The prophet could even pray,

          "Pour out your wrath on the nations that do not acknowledge you, on the peoples who do not call on your name.  For they have devoured Jacob; they have devoured him completely and destroyed his homeland" (Jer 10:25).

          a.  Judah has frequently turned to Egypt, rather than to the Lord, for help against Babylonia (Jer 2:18Jer 2:36Jer 37:5-9). Jeremiah foresaw Babylonia’s victory over Egypt at Carchemish in 605 (Jer 46:2-12), and again on Egypt’s own ground in 568-67 (Jer 43:10-13Jer 46:13-26).
    
          b.  Philistia, Israel’s arch-enemy in the days of Saul and David, will be destroyed as by an overwhelming flood (Jer 47:1-7).  This oracle suggests that disaster will also come upon Tyre and Sidon.
    
          c.  Israel’s enmity with Moab goes back to Balak, the king who first cursed and then seduced the people of  Moses (Num 22-25).  Jeremiah gave a long prophecy concerning her downfall (Jer 48).

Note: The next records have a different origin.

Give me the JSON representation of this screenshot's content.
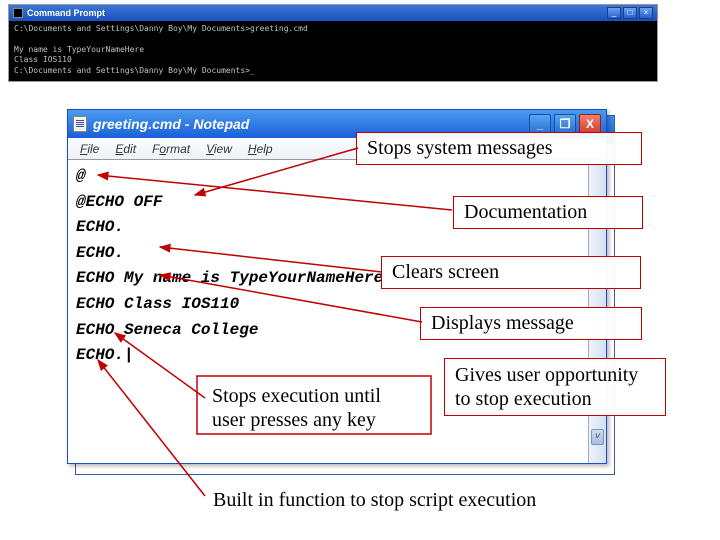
{
  "cmd": {
    "title": "Command Prompt",
    "body": "C:\\Documents and Settings\\Danny Boy\\My Documents>greeting.cmd\n\nMy name is TypeYourNameHere\nClass IOS110\nC:\\Documents and Settings\\Danny Boy\\My Documents>_"
  },
  "notepad": {
    "title": "greeting.cmd - Notepad",
    "menus": {
      "file": "File",
      "edit": "Edit",
      "format": "Format",
      "view": "View",
      "help": "Help"
    },
    "lines": [
      "@",
      "@ECHO OFF",
      "ECHO.",
      "ECHO.",
      "ECHO My name is TypeYourNameHere",
      "ECHO Class IOS110",
      "ECHO Seneca College",
      "ECHO.|"
    ],
    "buttons": {
      "min": "_",
      "max": "❐",
      "close": "X"
    }
  },
  "annotations": {
    "stops_msgs": "Stops system messages",
    "documentation": "Documentation",
    "clears": "Clears screen",
    "displays": "Displays message",
    "gives": "Gives user opportunity to stop execution",
    "stops_exec": "Stops execution until user presses any key",
    "builtin": "Built in function to stop script execution"
  }
}
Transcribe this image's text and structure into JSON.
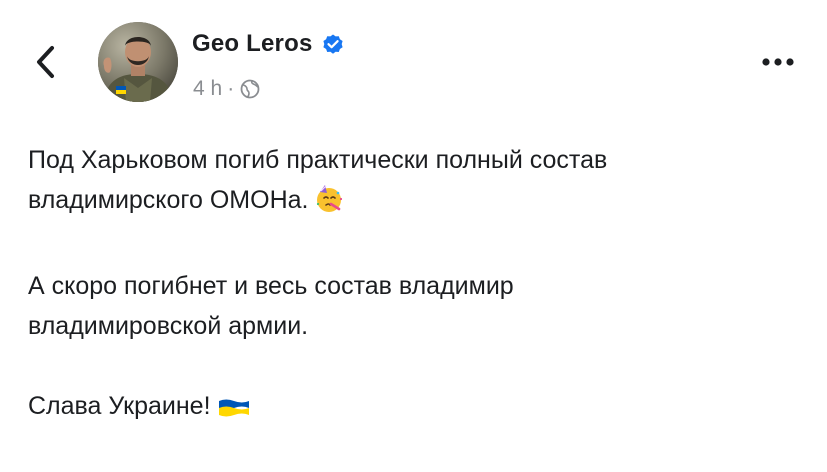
{
  "post": {
    "author": {
      "name": "Geo Leros",
      "verified": true,
      "avatar_alt": "avatar"
    },
    "meta": {
      "time": "4 h",
      "separator": "·",
      "audience_icon": "globe-icon"
    },
    "header_icons": {
      "back": "chevron-left-icon",
      "more": "more-dots-icon",
      "verified": "verified-badge-icon"
    },
    "paragraphs": [
      {
        "lines": [
          "Под Харьковом погиб практически полный состав",
          "владимирского ОМОНа."
        ],
        "emoji": "partying-face-emoji"
      },
      {
        "lines": [
          "А скоро погибнет и весь состав владимир",
          "владимировской армии."
        ]
      },
      {
        "lines": [
          "Слава Украине!"
        ],
        "emoji": "ukraine-flag-emoji"
      }
    ]
  },
  "colors": {
    "text": "#1c1e21",
    "secondary_text": "#8a8d91",
    "verified_blue": "#1877f2",
    "flag_blue": "#0057b7",
    "flag_yellow": "#ffd700"
  }
}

          "Was not Israel the object of your ridicule?" (Jer 48:27).
 
           "Moab will be destroyed as a nation" (Jer 48:42). 
 

  

          d. Ammon was another longstanding foe.  They were inhospitable to the people of Israel under Moses (Deut 23:3-4).  Jephthah fought them (Judg 10-11), as did Saul (1 Sam 11-12) and David (2 Sam 10-12).  But they inflicted the most harm when Solomon married an Ammonite (1 Kings 14:21), and set up a high place to the Ammonite god Molech that stood, along with one to the Moabite god Chemosh, for almost 350 years until Josiah destroyed it (1 Kings 11:7,  2 Kings 23:13).  In Jeremiah’s own day, after Jerusalem fell, the Ammonite king was involved in the assassination of the governor Gedaliah (Jer 40:14Jer 41:10-15), which led to the Jewish remnant’s ill-advised flight to Egypt.  The prophet denounced Ammon for driving out Israel (Jer 49:2), and prophesied destruction.

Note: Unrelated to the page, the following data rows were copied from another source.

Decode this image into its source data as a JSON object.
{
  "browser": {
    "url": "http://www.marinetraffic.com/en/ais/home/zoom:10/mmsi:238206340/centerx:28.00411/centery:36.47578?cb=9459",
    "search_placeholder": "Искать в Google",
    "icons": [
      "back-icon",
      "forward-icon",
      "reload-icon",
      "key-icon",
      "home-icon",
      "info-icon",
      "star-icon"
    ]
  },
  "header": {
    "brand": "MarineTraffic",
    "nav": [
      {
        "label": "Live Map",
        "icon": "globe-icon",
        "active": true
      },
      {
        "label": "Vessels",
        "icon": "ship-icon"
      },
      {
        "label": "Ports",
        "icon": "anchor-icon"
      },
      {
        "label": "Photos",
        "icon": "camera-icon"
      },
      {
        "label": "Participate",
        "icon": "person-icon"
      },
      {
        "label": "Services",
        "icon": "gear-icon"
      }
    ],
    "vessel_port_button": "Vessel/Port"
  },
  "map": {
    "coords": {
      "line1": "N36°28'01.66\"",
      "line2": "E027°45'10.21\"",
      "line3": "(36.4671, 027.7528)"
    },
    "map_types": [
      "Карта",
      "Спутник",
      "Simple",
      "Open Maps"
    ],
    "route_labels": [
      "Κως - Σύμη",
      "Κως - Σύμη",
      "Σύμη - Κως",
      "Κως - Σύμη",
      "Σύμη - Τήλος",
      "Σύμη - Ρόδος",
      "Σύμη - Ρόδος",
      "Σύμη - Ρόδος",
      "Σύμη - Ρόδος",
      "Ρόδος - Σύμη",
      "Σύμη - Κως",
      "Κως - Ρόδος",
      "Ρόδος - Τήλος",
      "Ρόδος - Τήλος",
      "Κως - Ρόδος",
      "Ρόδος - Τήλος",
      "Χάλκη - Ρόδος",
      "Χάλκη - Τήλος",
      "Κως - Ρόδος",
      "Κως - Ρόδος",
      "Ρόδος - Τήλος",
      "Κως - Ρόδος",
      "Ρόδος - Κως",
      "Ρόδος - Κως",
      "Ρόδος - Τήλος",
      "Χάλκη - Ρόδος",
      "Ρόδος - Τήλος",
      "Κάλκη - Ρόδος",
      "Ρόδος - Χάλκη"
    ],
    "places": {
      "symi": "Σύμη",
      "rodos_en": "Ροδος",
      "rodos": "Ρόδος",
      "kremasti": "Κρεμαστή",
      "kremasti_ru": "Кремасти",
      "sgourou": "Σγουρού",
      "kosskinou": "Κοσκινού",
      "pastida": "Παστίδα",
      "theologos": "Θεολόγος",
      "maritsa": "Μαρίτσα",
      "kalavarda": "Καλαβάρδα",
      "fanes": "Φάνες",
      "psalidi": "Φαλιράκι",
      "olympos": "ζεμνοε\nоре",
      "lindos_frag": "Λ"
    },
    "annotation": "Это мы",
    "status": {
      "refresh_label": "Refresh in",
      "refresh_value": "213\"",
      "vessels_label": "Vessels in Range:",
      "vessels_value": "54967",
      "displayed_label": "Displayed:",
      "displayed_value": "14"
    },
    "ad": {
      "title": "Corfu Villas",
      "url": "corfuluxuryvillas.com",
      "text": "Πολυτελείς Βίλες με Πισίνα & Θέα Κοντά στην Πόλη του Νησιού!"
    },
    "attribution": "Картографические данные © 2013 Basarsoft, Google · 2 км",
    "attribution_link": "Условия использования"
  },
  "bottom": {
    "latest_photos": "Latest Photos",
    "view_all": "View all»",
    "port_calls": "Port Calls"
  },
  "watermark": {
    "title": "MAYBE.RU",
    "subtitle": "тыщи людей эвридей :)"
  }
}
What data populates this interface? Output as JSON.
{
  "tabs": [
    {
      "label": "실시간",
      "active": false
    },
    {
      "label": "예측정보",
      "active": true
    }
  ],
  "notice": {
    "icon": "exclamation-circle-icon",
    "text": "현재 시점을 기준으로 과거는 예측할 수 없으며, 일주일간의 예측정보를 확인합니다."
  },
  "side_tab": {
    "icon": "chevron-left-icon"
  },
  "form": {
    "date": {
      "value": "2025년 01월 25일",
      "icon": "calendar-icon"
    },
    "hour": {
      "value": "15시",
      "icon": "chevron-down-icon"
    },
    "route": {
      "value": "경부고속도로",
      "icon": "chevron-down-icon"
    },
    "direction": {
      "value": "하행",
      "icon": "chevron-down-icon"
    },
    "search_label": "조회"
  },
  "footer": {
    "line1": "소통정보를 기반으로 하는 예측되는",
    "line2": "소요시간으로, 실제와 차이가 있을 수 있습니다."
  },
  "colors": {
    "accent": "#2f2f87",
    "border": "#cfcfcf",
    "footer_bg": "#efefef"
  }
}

          e. Edom and some of the Arab peoples are judged in chap 49.

          f.  Last, and most important, chaps. 50-51 preserve a series of oracles against Babylon.  True, Babylon has been the Lord's "war club" (Jer 51:20).  But Babylon rejoiced to pillage the Lord’s inheritance (Jer 50:11) and was arrogant (Jer 50:31-32); she has done wrong in Zion (Jer 51:24). Words originally decreed against Judah now fall on Babylon: she will suffer "total destruction" (Jer 50:21-26Jer 51:3) like that of Sodom and Gomorrah at the hands of a foe from the north (Jer 50Jer 51:48), and will become an object of horror to all the world (Jer 51:37-41). 

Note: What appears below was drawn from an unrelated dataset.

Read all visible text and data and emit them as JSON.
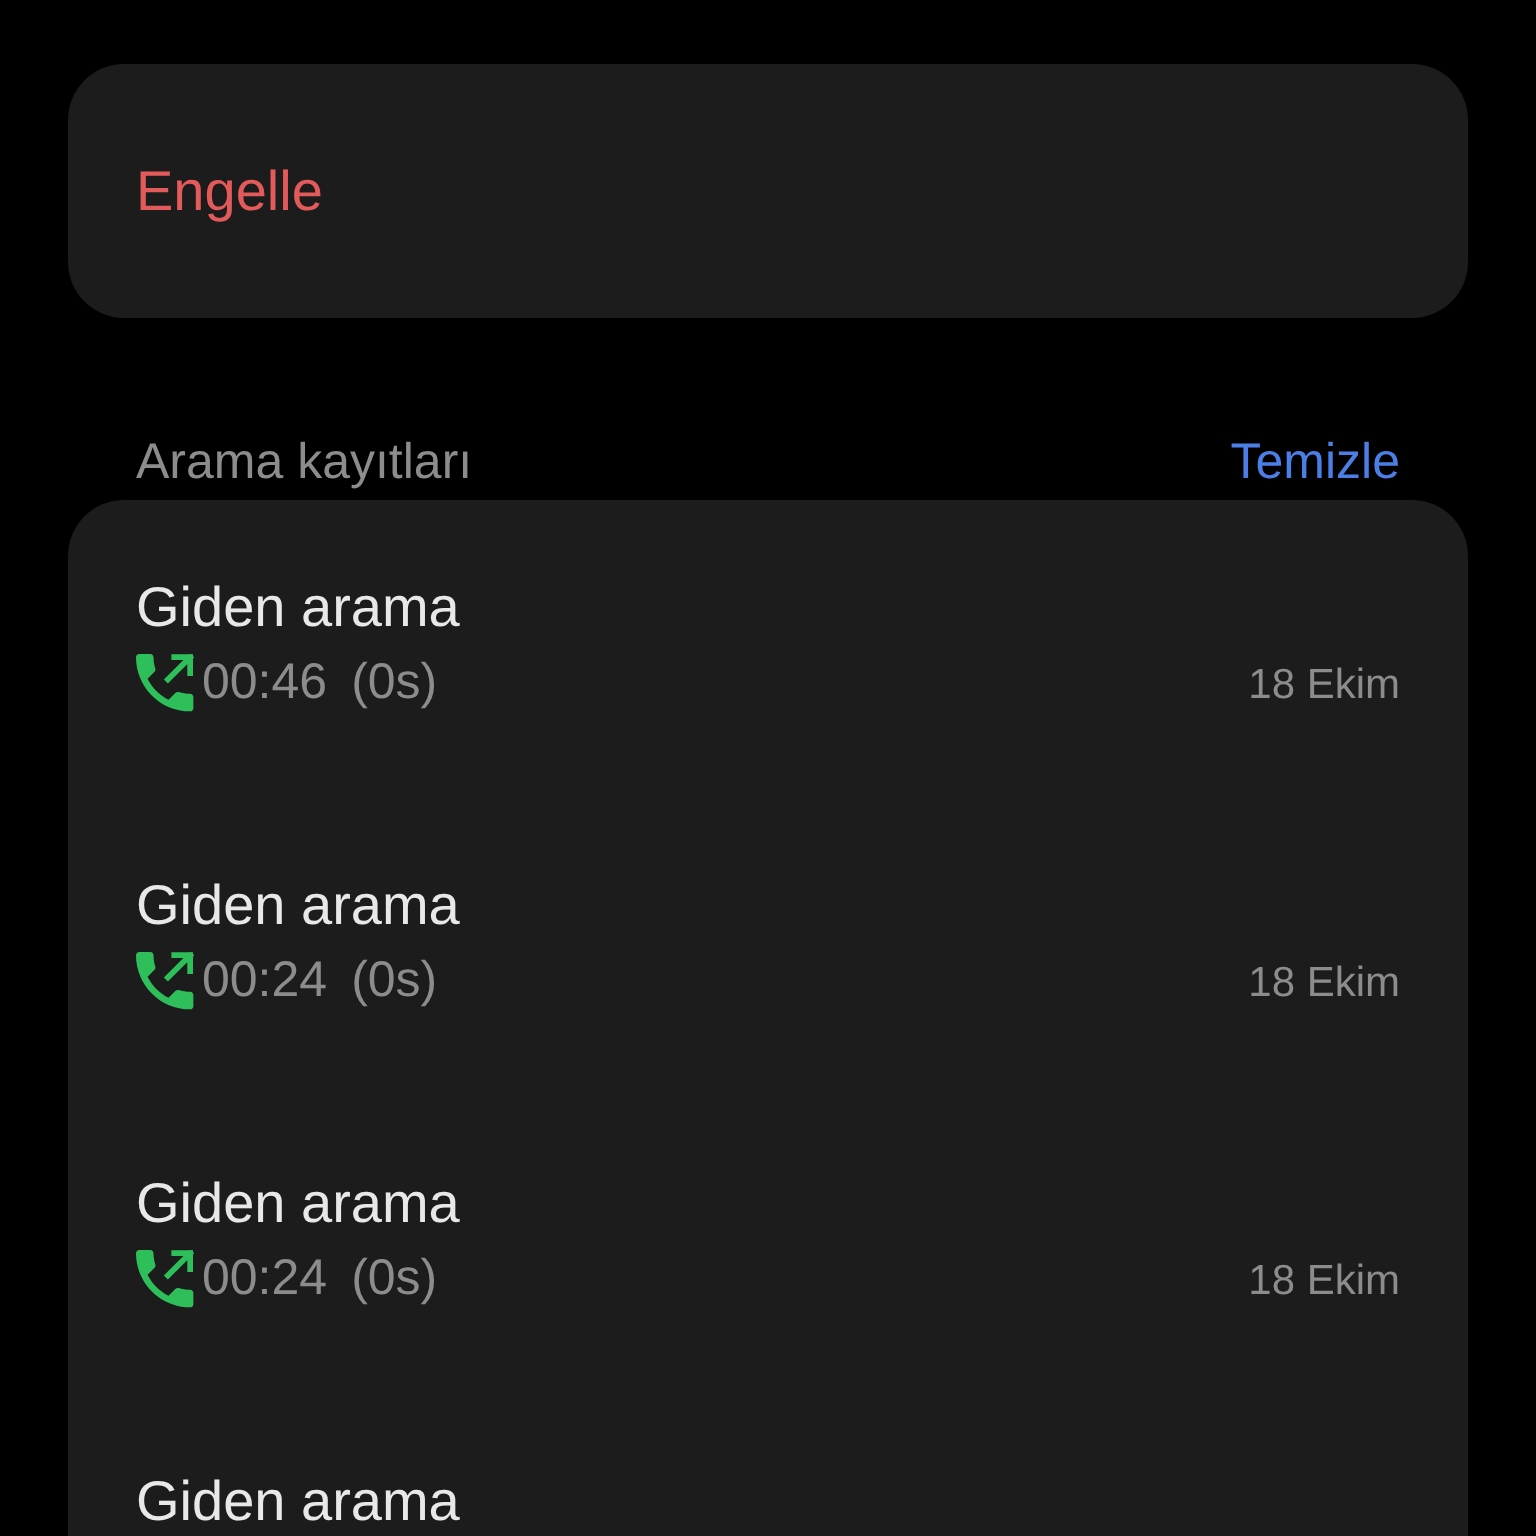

God's judgment on these nations was not just on their sins, but primarily on their gods.  Nebuchadnezzar

          "will set fire to the temples of the gods of Egypt; he will burn their temples and take their gods captive" (Jer 43:12; compare Jer 46:25). 

           The Moabite god Chemosh "will go into exile" (Jer 48:7), as will the Ammonite Molech (Jer 49:3).  Babylon’s Bel and Marduk will be put to shame (Jer 50:2Jer 51:44-52).  This is extremely important to remember:  the basis of God's punishment was not ethnicity, but false religion and idolatry.